ONG quer o fim da revista vexatória

Por Frederico Vasconcelos

Revista Vexatória

Conectas lança campanha para proibir práticas adotadas quando as mulheres visitam os parentes nos presídios.

A Conectas Direitos Humanos está lançando nesta quarta-feira (23/4) uma campanha de mobilização da sociedade para proibição da revista vexatória, prática adotada por funcionários dos presídios, quando mulheres são despidas e humilhadas ao visitar pais, filhos, maridos e irmãos.

A campanha nacional –com vídeos, áudios e depoimentos– tem o objetivo de sensibilizar o Congresso Nacional a aprovar o Projeto de Lei do Senado 480/2013, que pretende coibir essa prática considerada “mau trato” pela ONU e que, dependendo das circunstâncias, configura tortura.

A Conectas é uma organização não governamental internacional, sem fins lucrativos, fundada em setembro de 2001 em São Paulo (*).

Segundo os organizadores da campanha, “toda semana, milhares de mães, filhas, irmãs e esposas de pessoas presas são obrigadas a se despir completamente, agachar três vezes sobre um espelho, contrair os músculos e abrir com as mãos o ânus e a vagina para que funcionários do Estado possam realizar um dos procedimentos mais humilhantes de que se tem notícia nos presídios brasileiros: a revista vexatória”.

“Bebês de colo, idosas e mulheres com dificuldade de locomoção são todos submetidos indiscriminadamente ao mesmo procedimento, muitas vezes sob insultos e ameaças”, sustenta a ONG.

Oficialmente, as revistas vexatórias são feitas para impedir a entrada de drogas, armas e chips de celular nas prisões.

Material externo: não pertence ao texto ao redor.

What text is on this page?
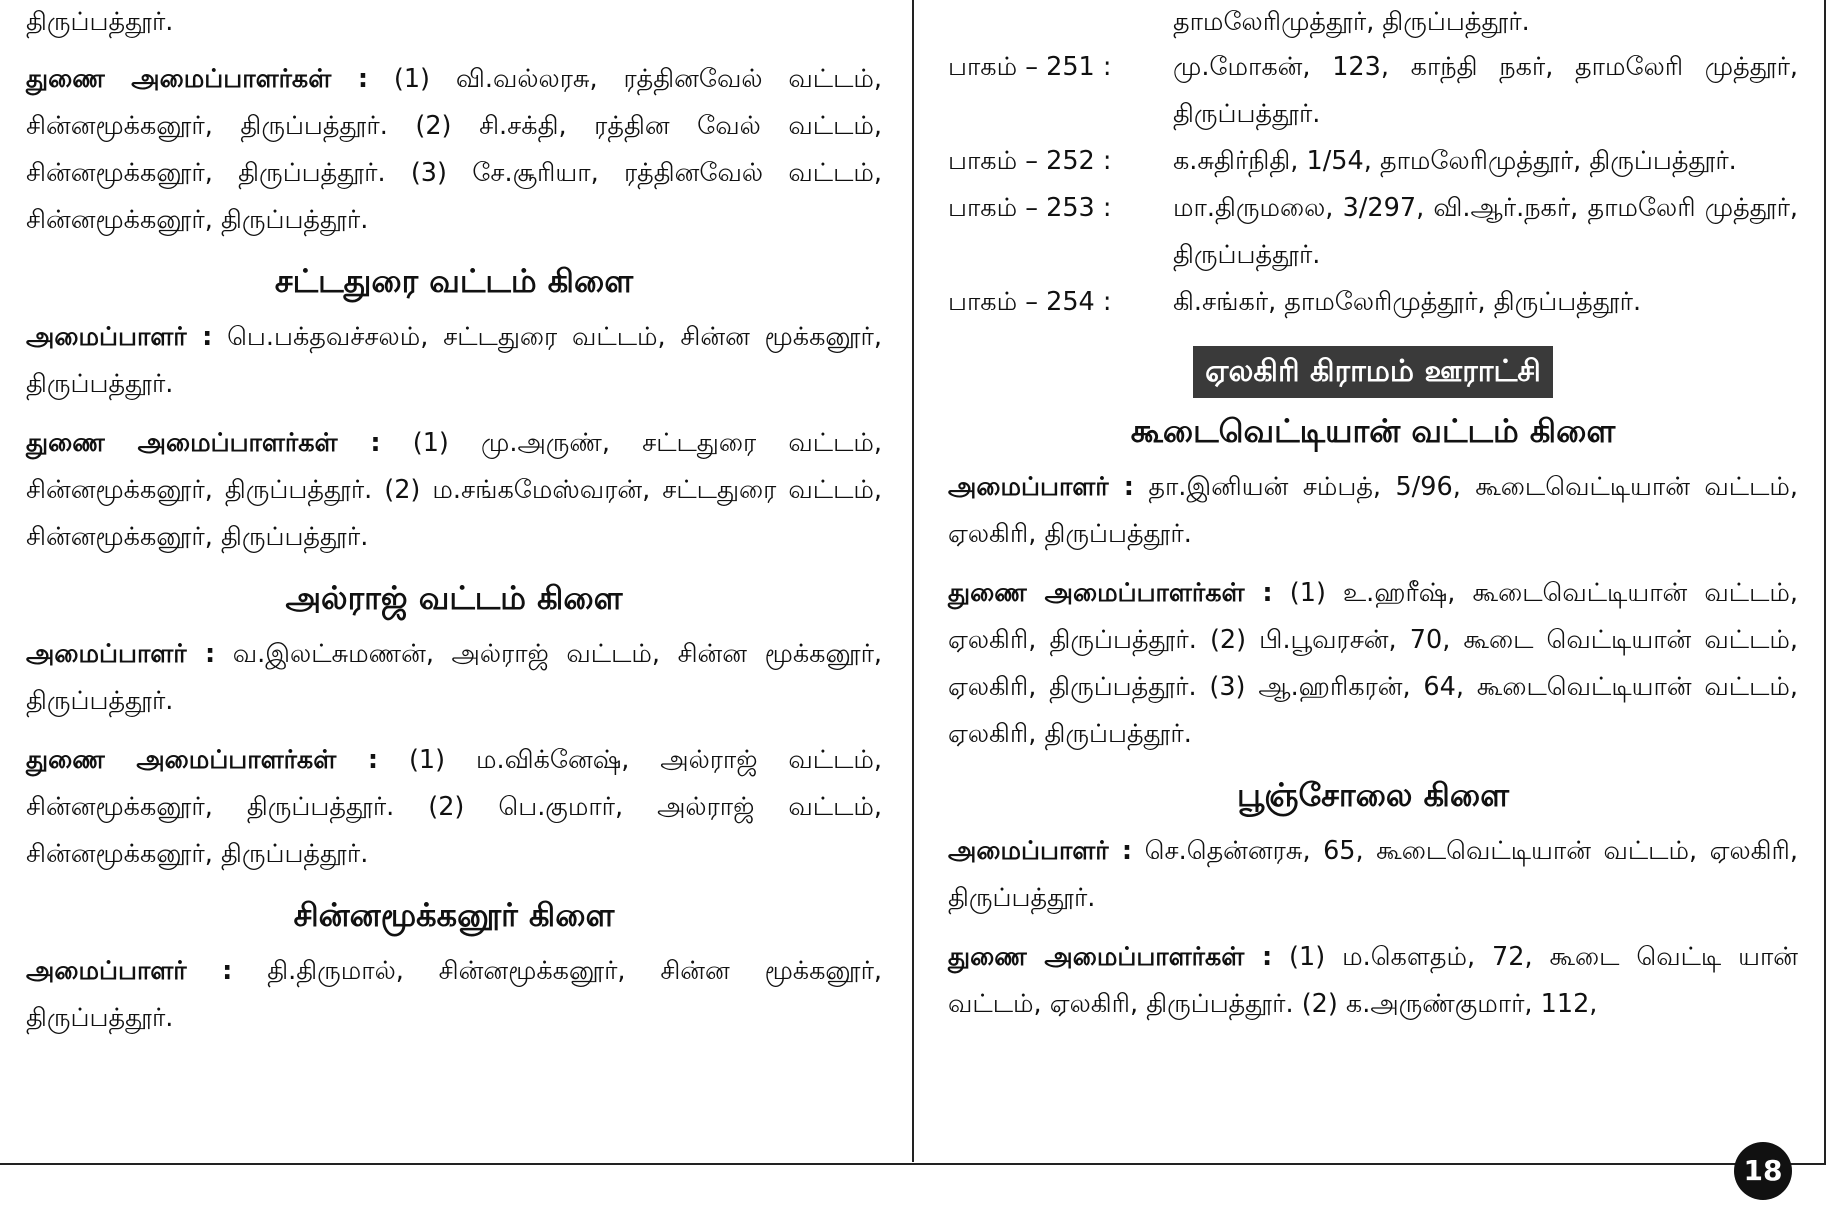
திருப்பத்தூர்.

துணை அமைப்பாளர்கள் : (1) வி.வல்லரசு, ரத்தினவேல் வட்டம், சின்னமூக்கனூர், திருப்பத்தூர். (2) சி.சக்தி, ரத்தின வேல் வட்டம், சின்னமூக்கனூர், திருப்பத்தூர். (3) சே.சூரியா, ரத்தினவேல் வட்டம், சின்னமூக்கனூர், திருப்பத்தூர்.

சட்டதுரை வட்டம் கிளை

அமைப்பாளர் : பெ.பக்தவச்சலம், சட்டதுரை வட்டம், சின்ன மூக்கனூர், திருப்பத்தூர்.

துணை அமைப்பாளர்கள் : (1) மு.அருண், சட்டதுரை வட்டம், சின்னமூக்கனூர், திருப்பத்தூர். (2) ம.சங்கமேஸ்வரன், சட்டதுரை வட்டம், சின்னமூக்கனூர், திருப்பத்தூர்.

அல்ராஜ் வட்டம் கிளை

அமைப்பாளர் : வ.இலட்சுமணன், அல்ராஜ் வட்டம், சின்ன மூக்கனூர், திருப்பத்தூர்.

துணை அமைப்பாளர்கள் : (1) ம.விக்னேஷ், அல்ராஜ் வட்டம், சின்னமூக்கனூர், திருப்பத்தூர். (2) பெ.குமார், அல்ராஜ் வட்டம், சின்னமூக்கனூர், திருப்பத்தூர்.

சின்னமூக்கனூர் கிளை

அமைப்பாளர் : தி.திருமால், சின்னமூக்கனூர், சின்ன மூக்கனூர், திருப்பத்தூர்.

தாமலேரிமுத்தூர், திருப்பத்தூர்.

பாகம் – 251 :	மு.மோகன், 123, காந்தி நகர், தாமலேரி முத்தூர், திருப்பத்தூர்.
பாகம் – 252 :	க.சுதிர்நிதி, 1/54, தாமலேரிமுத்தூர், திருப்பத்தூர்.
பாகம் – 253 :	மா.திருமலை, 3/297, வி.ஆர்.நகர், தாமலேரி முத்தூர், திருப்பத்தூர்.
பாகம் – 254 :	கி.சங்கர், தாமலேரிமுத்தூர், திருப்பத்தூர்.
ஏலகிரி கிராமம் ஊராட்சி
கூடைவெட்டியான் வட்டம் கிளை

அமைப்பாளர் : தா.இனியன் சம்பத், 5/96, கூடைவெட்டியான் வட்டம், ஏலகிரி, திருப்பத்தூர்.

துணை அமைப்பாளர்கள் : (1) உ.ஹரீஷ், கூடைவெட்டியான் வட்டம், ஏலகிரி, திருப்பத்தூர். (2) பி.பூவரசன், 70, கூடை வெட்டியான் வட்டம், ஏலகிரி, திருப்பத்தூர். (3) ஆ.ஹரிகரன், 64, கூடைவெட்டியான் வட்டம், ஏலகிரி, திருப்பத்தூர்.

பூஞ்சோலை கிளை

அமைப்பாளர் : செ.தென்னரசு, 65, கூடைவெட்டியான் வட்டம், ஏலகிரி, திருப்பத்தூர்.

துணை அமைப்பாளர்கள் : (1) ம.கௌதம், 72, கூடை வெட்டி யான் வட்டம், ஏலகிரி, திருப்பத்தூர். (2) க.அருண்குமார், 112,

18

Uma pesquisa realizada pela Rede Justiça Criminal, com base em documentos oficiais fornecidos pela Secretaria de Administração Penitenciária do Estado de São Paulo, constatou que apenas 0,03% dos visitantes carregavam itens considerados proibidos, ou seja, 3 visitantes em cada 10 mil.

Em nenhum dos casos registrou-se a tentativa de entrar com armas. A pesquisa levou em conta dados coletados pelo Governo nos meses de fevereiro, março e abril dos anos 2010, 2011, 2012 e 2013. Enquanto isso, a apreensão de objetos ilegais dentro das celas foi quatro vezes superior à quantidade apreendida com parentes, o que indica que os objetos entram por outros meios, que não os familiares.